Someone should invent a cat toothbrush that you can attach to a cardboard box and then cats can just rub their little faces all over it and brush their own teeth, since they want to manically rub the edges of cardboard boxes anyway. I'm not going to invent it, I'm just putting it out there for you.
There is an insurance company in MN using the slogan "Live Fearless" and every time I'm subjected to one of their ads, I say "UGH" out loud. It's totally involuntary (and necessary).
As part of my ongoing effort to make Move Yer Ass a way of life, I'm working on establishing the habit I'm calling "Walkies!" when I write it on my calendar. Walkies! is a 25 minute loop from this lake over to the next one and back and I would like to do it every day, even the days I am running or biking or whatever it is I'm going to do when we're in the deep freeze, like possibly joining one of those 24 hour a day gyms because there's one less than a mile from here. It'll be me and some dudebros lifting weights at 11 PM.

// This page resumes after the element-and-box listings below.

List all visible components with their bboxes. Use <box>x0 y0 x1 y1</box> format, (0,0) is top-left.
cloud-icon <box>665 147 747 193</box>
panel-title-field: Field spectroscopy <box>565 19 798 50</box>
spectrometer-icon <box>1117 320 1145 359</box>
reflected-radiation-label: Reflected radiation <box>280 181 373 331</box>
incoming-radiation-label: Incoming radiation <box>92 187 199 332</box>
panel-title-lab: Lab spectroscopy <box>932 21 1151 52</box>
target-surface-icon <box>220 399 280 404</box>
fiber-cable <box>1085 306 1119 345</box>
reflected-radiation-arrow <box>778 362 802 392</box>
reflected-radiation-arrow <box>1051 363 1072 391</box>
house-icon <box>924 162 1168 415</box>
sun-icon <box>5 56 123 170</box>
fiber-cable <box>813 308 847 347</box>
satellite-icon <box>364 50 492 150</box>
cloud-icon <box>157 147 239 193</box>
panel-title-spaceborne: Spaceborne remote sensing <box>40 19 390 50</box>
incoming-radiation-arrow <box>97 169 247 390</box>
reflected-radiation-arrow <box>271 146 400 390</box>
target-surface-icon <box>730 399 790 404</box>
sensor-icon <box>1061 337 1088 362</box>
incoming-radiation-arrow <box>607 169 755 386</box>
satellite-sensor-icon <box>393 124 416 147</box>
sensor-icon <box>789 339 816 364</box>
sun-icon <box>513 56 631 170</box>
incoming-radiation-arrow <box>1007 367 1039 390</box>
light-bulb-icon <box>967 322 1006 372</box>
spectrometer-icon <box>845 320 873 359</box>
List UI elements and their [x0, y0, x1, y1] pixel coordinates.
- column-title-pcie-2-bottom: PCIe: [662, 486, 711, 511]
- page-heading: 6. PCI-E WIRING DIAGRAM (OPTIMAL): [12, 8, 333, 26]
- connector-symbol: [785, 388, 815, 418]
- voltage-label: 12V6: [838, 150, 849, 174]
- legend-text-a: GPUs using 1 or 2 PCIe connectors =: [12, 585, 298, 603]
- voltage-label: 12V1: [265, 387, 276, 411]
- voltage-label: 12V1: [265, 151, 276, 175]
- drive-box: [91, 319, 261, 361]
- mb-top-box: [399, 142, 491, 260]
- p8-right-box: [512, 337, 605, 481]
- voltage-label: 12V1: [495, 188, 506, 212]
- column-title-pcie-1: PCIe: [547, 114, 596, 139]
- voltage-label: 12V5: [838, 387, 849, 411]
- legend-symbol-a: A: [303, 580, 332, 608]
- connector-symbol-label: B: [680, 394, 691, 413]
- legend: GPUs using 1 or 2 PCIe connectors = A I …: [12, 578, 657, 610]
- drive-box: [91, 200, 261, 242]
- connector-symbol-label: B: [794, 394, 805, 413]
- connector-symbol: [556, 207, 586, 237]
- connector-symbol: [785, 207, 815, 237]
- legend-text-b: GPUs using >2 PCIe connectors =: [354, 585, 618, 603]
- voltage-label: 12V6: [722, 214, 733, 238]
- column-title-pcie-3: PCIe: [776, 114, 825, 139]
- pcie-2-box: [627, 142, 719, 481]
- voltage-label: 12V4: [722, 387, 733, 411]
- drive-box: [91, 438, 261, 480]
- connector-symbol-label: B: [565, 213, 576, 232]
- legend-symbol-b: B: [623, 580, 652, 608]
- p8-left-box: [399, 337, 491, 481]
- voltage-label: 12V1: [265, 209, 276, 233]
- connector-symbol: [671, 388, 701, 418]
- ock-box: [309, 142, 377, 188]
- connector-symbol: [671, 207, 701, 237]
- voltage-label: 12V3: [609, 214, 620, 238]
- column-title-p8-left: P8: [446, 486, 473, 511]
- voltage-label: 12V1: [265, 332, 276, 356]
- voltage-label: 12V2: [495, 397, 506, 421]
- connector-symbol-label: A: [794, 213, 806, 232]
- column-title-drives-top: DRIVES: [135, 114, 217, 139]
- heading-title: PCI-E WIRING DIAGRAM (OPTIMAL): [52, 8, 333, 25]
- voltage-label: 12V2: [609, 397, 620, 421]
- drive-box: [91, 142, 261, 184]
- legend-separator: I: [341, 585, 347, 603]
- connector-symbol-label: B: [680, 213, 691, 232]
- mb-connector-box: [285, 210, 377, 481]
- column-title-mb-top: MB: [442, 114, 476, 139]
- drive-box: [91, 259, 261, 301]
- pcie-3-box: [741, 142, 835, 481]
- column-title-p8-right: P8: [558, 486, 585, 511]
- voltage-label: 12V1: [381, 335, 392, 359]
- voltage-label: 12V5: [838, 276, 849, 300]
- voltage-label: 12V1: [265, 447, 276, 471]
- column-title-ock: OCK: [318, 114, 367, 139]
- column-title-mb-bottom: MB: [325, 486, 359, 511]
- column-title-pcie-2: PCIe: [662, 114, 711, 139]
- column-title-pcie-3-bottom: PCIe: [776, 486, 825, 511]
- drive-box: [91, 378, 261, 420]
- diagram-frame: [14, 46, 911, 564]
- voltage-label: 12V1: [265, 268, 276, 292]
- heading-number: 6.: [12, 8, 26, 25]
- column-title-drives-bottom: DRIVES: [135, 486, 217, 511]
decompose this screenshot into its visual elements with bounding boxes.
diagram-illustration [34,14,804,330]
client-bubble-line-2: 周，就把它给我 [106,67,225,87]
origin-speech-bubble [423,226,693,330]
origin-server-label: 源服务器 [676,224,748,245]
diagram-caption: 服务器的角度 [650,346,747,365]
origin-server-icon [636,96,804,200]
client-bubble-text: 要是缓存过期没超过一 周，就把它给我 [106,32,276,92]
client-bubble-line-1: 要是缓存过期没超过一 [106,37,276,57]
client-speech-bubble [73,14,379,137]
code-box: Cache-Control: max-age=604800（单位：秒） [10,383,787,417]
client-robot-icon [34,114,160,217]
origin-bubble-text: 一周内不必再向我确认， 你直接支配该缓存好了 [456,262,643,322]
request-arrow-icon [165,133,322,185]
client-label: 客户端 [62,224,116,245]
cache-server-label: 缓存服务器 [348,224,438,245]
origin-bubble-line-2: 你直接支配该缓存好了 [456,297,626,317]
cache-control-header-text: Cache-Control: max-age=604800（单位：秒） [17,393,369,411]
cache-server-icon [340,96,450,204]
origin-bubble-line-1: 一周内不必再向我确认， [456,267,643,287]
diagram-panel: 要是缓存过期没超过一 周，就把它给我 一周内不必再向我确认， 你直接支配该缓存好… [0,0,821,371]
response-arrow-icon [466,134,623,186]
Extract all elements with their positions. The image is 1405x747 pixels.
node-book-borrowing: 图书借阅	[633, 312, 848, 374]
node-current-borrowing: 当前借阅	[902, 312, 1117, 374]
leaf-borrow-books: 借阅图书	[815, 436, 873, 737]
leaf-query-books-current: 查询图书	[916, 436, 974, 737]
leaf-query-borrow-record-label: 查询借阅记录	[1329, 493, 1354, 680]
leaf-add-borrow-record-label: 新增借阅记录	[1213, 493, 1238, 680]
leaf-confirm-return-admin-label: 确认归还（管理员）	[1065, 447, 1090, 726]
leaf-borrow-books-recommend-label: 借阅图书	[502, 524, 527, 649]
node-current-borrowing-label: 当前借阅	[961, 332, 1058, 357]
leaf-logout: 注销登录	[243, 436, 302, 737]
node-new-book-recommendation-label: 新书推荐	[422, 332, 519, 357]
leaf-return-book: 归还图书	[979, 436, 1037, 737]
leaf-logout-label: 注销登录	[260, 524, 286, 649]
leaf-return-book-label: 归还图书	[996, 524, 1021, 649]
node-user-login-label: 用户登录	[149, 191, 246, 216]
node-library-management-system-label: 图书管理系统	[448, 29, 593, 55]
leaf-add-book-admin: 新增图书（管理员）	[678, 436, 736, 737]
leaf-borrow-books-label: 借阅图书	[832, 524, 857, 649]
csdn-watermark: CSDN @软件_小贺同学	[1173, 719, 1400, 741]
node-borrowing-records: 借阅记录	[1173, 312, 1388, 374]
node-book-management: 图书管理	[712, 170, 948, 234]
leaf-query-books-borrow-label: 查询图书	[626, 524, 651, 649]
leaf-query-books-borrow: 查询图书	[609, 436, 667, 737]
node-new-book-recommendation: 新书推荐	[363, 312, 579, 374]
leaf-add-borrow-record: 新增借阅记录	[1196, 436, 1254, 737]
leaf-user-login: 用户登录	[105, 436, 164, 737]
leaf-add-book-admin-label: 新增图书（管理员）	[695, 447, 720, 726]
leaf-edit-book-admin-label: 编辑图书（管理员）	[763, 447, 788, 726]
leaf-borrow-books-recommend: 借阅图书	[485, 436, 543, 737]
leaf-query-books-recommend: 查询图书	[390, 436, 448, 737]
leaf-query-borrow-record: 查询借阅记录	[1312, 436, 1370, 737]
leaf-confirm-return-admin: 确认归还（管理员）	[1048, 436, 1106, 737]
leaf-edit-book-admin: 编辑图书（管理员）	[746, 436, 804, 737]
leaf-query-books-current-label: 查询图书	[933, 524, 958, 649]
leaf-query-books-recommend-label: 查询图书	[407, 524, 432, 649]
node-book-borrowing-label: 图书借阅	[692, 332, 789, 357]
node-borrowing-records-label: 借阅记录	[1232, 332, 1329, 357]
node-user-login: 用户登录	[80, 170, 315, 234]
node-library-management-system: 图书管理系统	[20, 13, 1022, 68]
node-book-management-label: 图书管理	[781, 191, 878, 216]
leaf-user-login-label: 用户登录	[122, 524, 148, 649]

I have no idea how I missed this post until just a few days ago, but here is an oral history of Wet Hot American Summer. Quoth Paul Rudd on his character: "You just try and have fun within those parameters of douchebaggery and bandanna-ism." You can thank me later. This movie is one of my classic texts and I own this print because of it (and also because the print is cool. I bought it at that gallery, even!).
Today the cat has been called Beastie, Beefsteak, Choplicker, Fluffbutt, Poo-face, Win Win Situation, and Sweetheart.